Não, não! Isso é uma piada dele. É um trocadilho com um livro do José Rodrigues do Santos, que é a “Fórmula de Deus”, e o “Prometo Perder”, do Pedro Chagas Freitas. Um paralelismo com escritores de qualidade contestável (risos).
"Com o Humor Não se Brinca". Tu não brincaste com o humor?
Não, de maneira nenhuma. Aqui, o que eu queria fazer era agarrar nas pessoas que mais nos fazem rir e pô-las a falar a sério sobre o seu ofício.
E o título vem daí?
Os humoristas dizem que não há limites para o humor, que não existem assuntos sagrados, e que podemos falar sobre tudo quando toca ao humor. Mas, ao mesmo tempo, sentia que eles levavam a sua arte muito a sério. Portanto, cheguei a este paralelismo: pode-se brincar com tudo, menos com humor. Porque eles levam-no muito a sério.
Esta obra também passa para um nível muito mais sério quando o Nuno Markl diz: “O Nelson é bem capaz de ter escrito o livro definitivo sobre a moderna comédia portuguesa”. Concordas?
Pois... Eu acho que o que está aí escrito tem várias interpretações possíveis. A moderna comédia portuguesa para mim significa o momento que a comédia vive. O Pedro Boucherie Mendes disse há pouco tempo, no Facebook, que fazer comédia já não é moda, é indústria. E esse novo momento é para mim a moderna comédia portuguesa de que fala o Markl. É o momento em que a coisa já é muito mais séria do que era há 10 anos. E como é séria, tem de ser levada a sério, portanto vamos conversar a sério sobre ela.
O livro é uma enciclopédia da comédia, dizem. Rejeitas o rótulo?
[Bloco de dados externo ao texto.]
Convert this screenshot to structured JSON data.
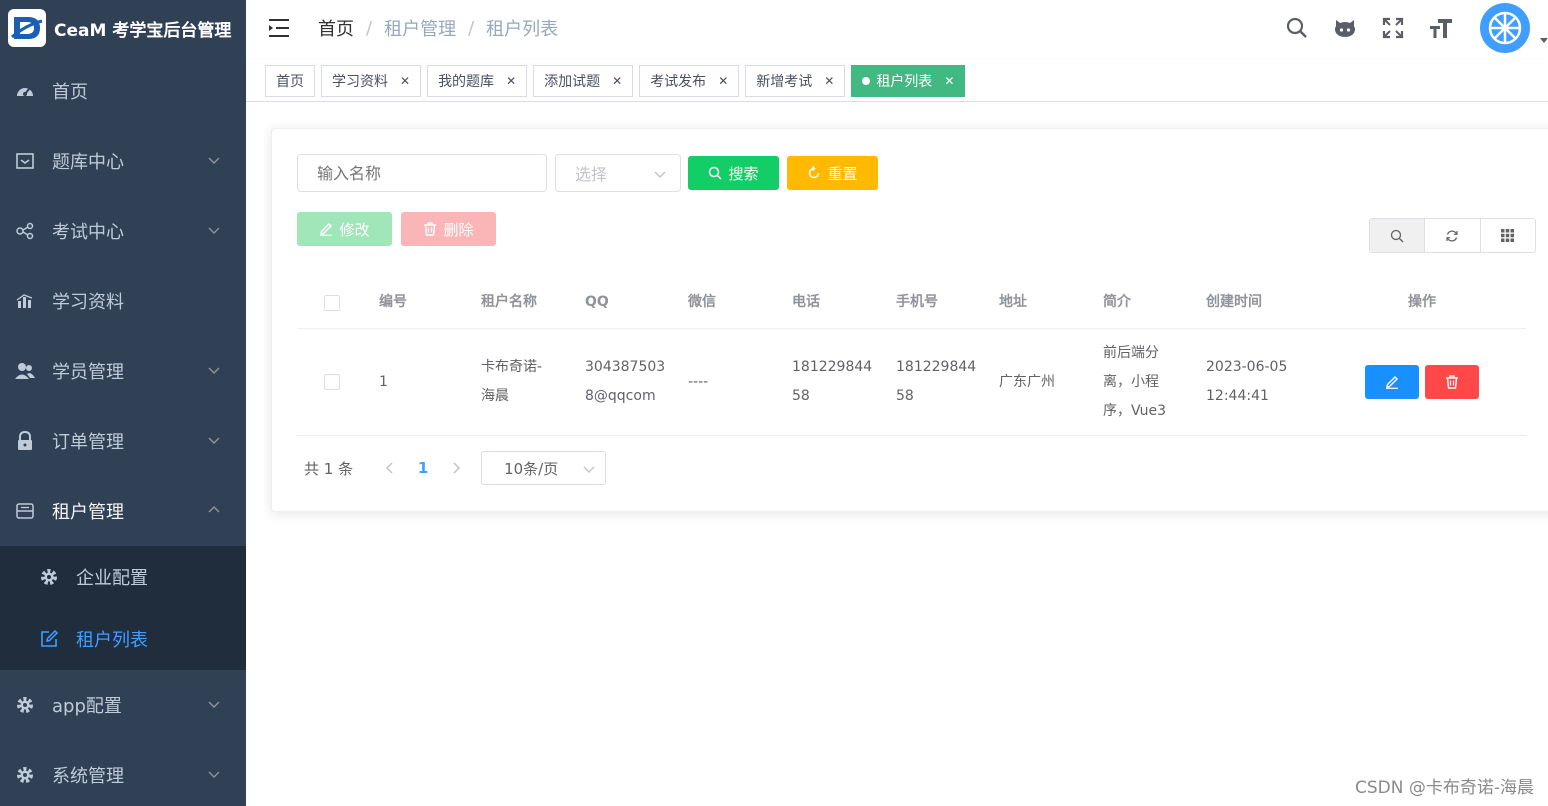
{
  "app": {
    "title": "CeaM 考学宝后台管理"
  },
  "sidebar": {
    "items": [
      {
        "label": "首页",
        "icon": "dashboard-icon"
      },
      {
        "label": "题库中心",
        "icon": "inbox-icon"
      },
      {
        "label": "考试中心",
        "icon": "share-icon"
      },
      {
        "label": "学习资料",
        "icon": "chart-icon"
      },
      {
        "label": "学员管理",
        "icon": "users-icon"
      },
      {
        "label": "订单管理",
        "icon": "lock-icon"
      },
      {
        "label": "租户管理",
        "icon": "storage-icon"
      }
    ],
    "sub": [
      {
        "label": "企业配置",
        "icon": "gear-icon"
      },
      {
        "label": "租户列表",
        "icon": "edit-icon"
      }
    ],
    "after": [
      {
        "label": "app配置",
        "icon": "gear-icon"
      },
      {
        "label": "系统管理",
        "icon": "gear-icon"
      }
    ]
  },
  "header": {
    "breadcrumb": [
      "首页",
      "租户管理",
      "租户列表"
    ]
  },
  "tags": [
    {
      "label": "首页"
    },
    {
      "label": "学习资料"
    },
    {
      "label": "我的题库"
    },
    {
      "label": "添加试题"
    },
    {
      "label": "考试发布"
    },
    {
      "label": "新增考试"
    },
    {
      "label": "租户列表"
    }
  ],
  "filters": {
    "name_placeholder": "输入名称",
    "select_placeholder": "选择",
    "search_label": "搜索",
    "reset_label": "重置",
    "edit_label": "修改",
    "delete_label": "删除"
  },
  "table": {
    "columns": [
      "编号",
      "租户名称",
      "QQ",
      "微信",
      "电话",
      "手机号",
      "地址",
      "简介",
      "创建时间",
      "操作"
    ],
    "rows": [
      {
        "id": "1",
        "name": [
          "卡布奇诺-",
          "海晨"
        ],
        "qq": [
          "304387503",
          "8@qqcom"
        ],
        "wechat": "----",
        "tel": [
          "181229844",
          "58"
        ],
        "mobile": [
          "181229844",
          "58"
        ],
        "address": "广东广州",
        "intro": [
          "前后端分",
          "离，小程",
          "序，Vue3"
        ],
        "created": [
          "2023-06-05",
          "12:44:41"
        ]
      }
    ]
  },
  "pagination": {
    "total": "共 1 条",
    "current": "1",
    "page_size": "10条/页"
  },
  "watermark": "CSDN @卡布奇诺-海晨",
  "colors": {
    "sidebar": "#304156",
    "active": "#409eff",
    "tag_active": "#42b983",
    "success": "#13ce66",
    "warning": "#ffba00",
    "danger": "#ff4949",
    "primary": "#1890ff"
  }
}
As pessoas olham para isto como uma enciclopédia do humor português contemporâneo, quando não é isso. Isto são conversas conceptuais sobre as carreiras destas pessoas que eu escolhi, com base no meu gosto pessoal. Não há nenhuma outra pretensão.
Mas não achas que é o que uma capa com Ricardo Araújo Pereira, Bruno Nogueira, Herman José e Nuno Markl sugere?
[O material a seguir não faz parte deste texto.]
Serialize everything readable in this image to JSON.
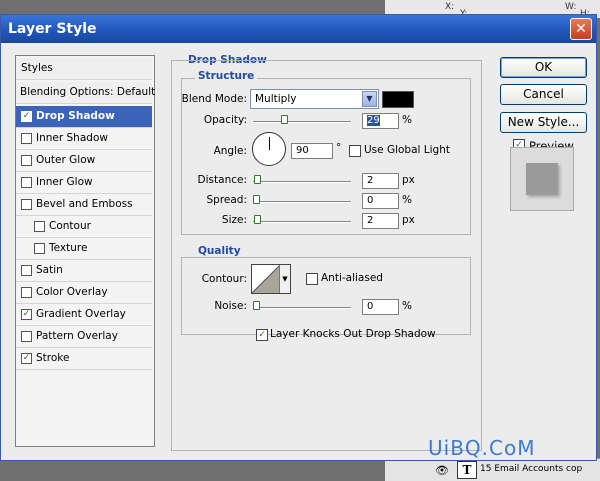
{
  "background": {
    "top_labels": [
      "X:",
      "Y:",
      "W:",
      "H:"
    ],
    "layer_label": "15 Email Accounts cop",
    "layer_type_letter": "T"
  },
  "dialog": {
    "title": "Layer Style",
    "close_glyph": "✕"
  },
  "styles_list": {
    "header": "Styles",
    "blending": "Blending Options: Default",
    "items": [
      {
        "label": "Drop Shadow",
        "checked": true,
        "selected": true
      },
      {
        "label": "Inner Shadow",
        "checked": false
      },
      {
        "label": "Outer Glow",
        "checked": false
      },
      {
        "label": "Inner Glow",
        "checked": false
      },
      {
        "label": "Bevel and Emboss",
        "checked": false
      },
      {
        "label": "Contour",
        "checked": false,
        "sub": true
      },
      {
        "label": "Texture",
        "checked": false,
        "sub": true
      },
      {
        "label": "Satin",
        "checked": false
      },
      {
        "label": "Color Overlay",
        "checked": false
      },
      {
        "label": "Gradient Overlay",
        "checked": true
      },
      {
        "label": "Pattern Overlay",
        "checked": false
      },
      {
        "label": "Stroke",
        "checked": true
      }
    ]
  },
  "drop_shadow": {
    "title": "Drop Shadow",
    "structure_title": "Structure",
    "blend_mode_label": "Blend Mode:",
    "blend_mode_value": "Multiply",
    "shadow_color": "#000000",
    "opacity_label": "Opacity:",
    "opacity_value": "29",
    "opacity_level": 0.29,
    "angle_label": "Angle:",
    "angle_value": "90",
    "angle_unit": "°",
    "global_light_label": "Use Global Light",
    "global_light_checked": false,
    "distance_label": "Distance:",
    "distance_value": "2",
    "distance_unit": "px",
    "spread_label": "Spread:",
    "spread_value": "0",
    "spread_unit": "%",
    "size_label": "Size:",
    "size_value": "2",
    "size_unit": "px",
    "percent_unit": "%",
    "quality_title": "Quality",
    "contour_label": "Contour:",
    "anti_aliased_label": "Anti-aliased",
    "anti_aliased_checked": false,
    "noise_label": "Noise:",
    "noise_value": "0",
    "noise_unit": "%",
    "knocks_out_label": "Layer Knocks Out Drop Shadow",
    "knocks_out_checked": true
  },
  "buttons": {
    "ok": "OK",
    "cancel": "Cancel",
    "new_style": "New Style...",
    "preview": "Preview",
    "preview_checked": true
  },
  "watermark": "UiBQ.CoM",
  "colors": {
    "title_bar": "#1f54b8",
    "selected_item": "#3a63b9",
    "legend_text": "#204aa3",
    "watermark": "#3a7bd5"
  }
}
Admito que há margem para outra interpretação. Quem olha para isto como uma enciclopédia no primeiro momento é a única interpretação que faz. É errada. O livro é sobre o momento da comédia, e não sobre todos os protagonistas. Escolhi aqueles que para mim são os melhores e os mais relevantes.
Isto são conversas sobre comédia, ponto final.
Estão aqui todos?
Eu não acho que faltem nomes. Há três pessoas que eu adorava ter tido no livro, mas depois este teria 500 páginas e era uma chatice porque ficava muito caro.
Quem eram?
O Rui Xará, o Hugo Sousa e o António Raminhos. Cheguei a conversar com o Raminhos, mas ele evaporou-se, e acabou por ser uma seleção natural.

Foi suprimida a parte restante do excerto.